My view on that is absolutely, still the most important thing in the marketplace – and I don't think this will ever change – is the idea. And an idea that connects with you on an emotional or a rational level, sometimes both.
I think we do have this superpower in our industry to change people's lives. It can be an ad that'll put a smile on your face or remind you to call your mom or it can be an app that will help you to deal with your asthma or to run better. So I know that this is possible. And I think we should be doing that.

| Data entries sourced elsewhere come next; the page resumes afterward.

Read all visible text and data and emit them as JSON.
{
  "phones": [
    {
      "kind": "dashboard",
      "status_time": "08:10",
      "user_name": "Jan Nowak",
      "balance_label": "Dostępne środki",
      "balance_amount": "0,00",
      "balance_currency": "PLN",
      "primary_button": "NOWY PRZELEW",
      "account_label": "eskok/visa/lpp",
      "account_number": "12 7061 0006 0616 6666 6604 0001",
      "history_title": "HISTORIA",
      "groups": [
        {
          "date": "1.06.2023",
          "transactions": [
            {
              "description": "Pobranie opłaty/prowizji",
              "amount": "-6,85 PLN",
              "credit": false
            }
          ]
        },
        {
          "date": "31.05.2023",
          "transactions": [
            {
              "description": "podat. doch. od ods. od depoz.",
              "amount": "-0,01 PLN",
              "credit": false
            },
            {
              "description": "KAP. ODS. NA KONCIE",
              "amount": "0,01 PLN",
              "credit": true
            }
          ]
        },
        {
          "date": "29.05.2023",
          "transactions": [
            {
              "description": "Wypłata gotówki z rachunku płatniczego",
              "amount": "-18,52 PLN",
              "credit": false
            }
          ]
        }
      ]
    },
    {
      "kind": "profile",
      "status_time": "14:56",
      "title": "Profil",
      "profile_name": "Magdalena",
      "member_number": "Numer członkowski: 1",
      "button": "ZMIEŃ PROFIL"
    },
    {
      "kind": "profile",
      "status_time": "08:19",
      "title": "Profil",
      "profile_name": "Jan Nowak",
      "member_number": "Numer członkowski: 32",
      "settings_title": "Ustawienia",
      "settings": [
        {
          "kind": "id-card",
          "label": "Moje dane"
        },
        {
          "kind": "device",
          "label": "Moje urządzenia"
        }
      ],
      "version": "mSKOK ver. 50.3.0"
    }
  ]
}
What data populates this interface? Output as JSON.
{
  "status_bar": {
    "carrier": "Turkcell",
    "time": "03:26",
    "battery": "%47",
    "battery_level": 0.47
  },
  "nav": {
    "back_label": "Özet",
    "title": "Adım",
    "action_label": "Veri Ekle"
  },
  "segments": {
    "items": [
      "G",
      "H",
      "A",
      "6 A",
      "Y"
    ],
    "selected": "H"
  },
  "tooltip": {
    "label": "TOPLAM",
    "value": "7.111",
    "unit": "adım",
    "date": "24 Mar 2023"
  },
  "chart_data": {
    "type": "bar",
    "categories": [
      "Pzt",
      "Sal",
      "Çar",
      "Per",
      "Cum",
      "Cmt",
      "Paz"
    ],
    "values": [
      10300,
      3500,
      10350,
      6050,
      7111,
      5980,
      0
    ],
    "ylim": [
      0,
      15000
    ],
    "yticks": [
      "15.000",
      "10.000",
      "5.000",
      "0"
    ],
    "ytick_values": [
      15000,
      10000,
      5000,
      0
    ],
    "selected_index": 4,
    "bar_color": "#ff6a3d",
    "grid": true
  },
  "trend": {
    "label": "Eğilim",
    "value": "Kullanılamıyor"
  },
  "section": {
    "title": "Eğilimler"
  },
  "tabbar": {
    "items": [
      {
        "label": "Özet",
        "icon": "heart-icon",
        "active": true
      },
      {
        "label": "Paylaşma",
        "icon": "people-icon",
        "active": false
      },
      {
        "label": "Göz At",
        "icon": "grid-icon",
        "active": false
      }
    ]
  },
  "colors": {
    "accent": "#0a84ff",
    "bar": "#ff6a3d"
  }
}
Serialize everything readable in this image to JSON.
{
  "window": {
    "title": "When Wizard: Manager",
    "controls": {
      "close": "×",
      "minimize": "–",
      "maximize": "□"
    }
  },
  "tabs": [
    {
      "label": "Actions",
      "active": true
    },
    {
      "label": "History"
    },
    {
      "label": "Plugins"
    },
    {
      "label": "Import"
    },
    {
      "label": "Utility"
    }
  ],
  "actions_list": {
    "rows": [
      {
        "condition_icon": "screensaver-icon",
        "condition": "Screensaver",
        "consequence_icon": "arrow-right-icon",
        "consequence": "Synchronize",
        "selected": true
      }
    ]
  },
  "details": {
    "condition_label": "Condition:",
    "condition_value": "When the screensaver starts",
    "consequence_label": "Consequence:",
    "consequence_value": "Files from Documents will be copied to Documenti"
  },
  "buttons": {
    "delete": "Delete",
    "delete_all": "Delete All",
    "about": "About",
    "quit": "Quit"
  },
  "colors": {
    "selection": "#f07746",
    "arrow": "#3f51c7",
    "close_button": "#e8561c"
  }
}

I believe, when it comes to the state of creativity, we are in a very exciting place, frankly, because I feel that there's a lot of energy to try things. Let's be honest, with digital, with commerce, we have so many platforms, we produce so much. Any creative can relate to the many times you create something and you end up with one asset that people see for a fraction of a second. There is a lot of vision from people saying, 'I don't want to be part of the clutter, I want to be part of the signal'. The more clutter there is, the more anxious people get to change, to try to do something to break the mould.
Global Creative Lead, Forsman & Bodenfors
There was so much fear in the last few years and everybody was thinking about just controlling things, not wanting things to get out of hand. And of course, then you lean on data, and you're like, 'OK, Facebook, Google, what can you give me? This is my budget and let's just use programmatic. Let's just steer this thing to not have a catastrophe, we're going to control the situation'. Through creativity and unexpectedness, you have to be bold. You have to risk something – and I don't think people have been in a risky kind of mood… [We were talking earlier] about the pendulum and maybe this is when people are waking up and coming out and saying, ‘OK, wait a minute, let's build brands that people care about.’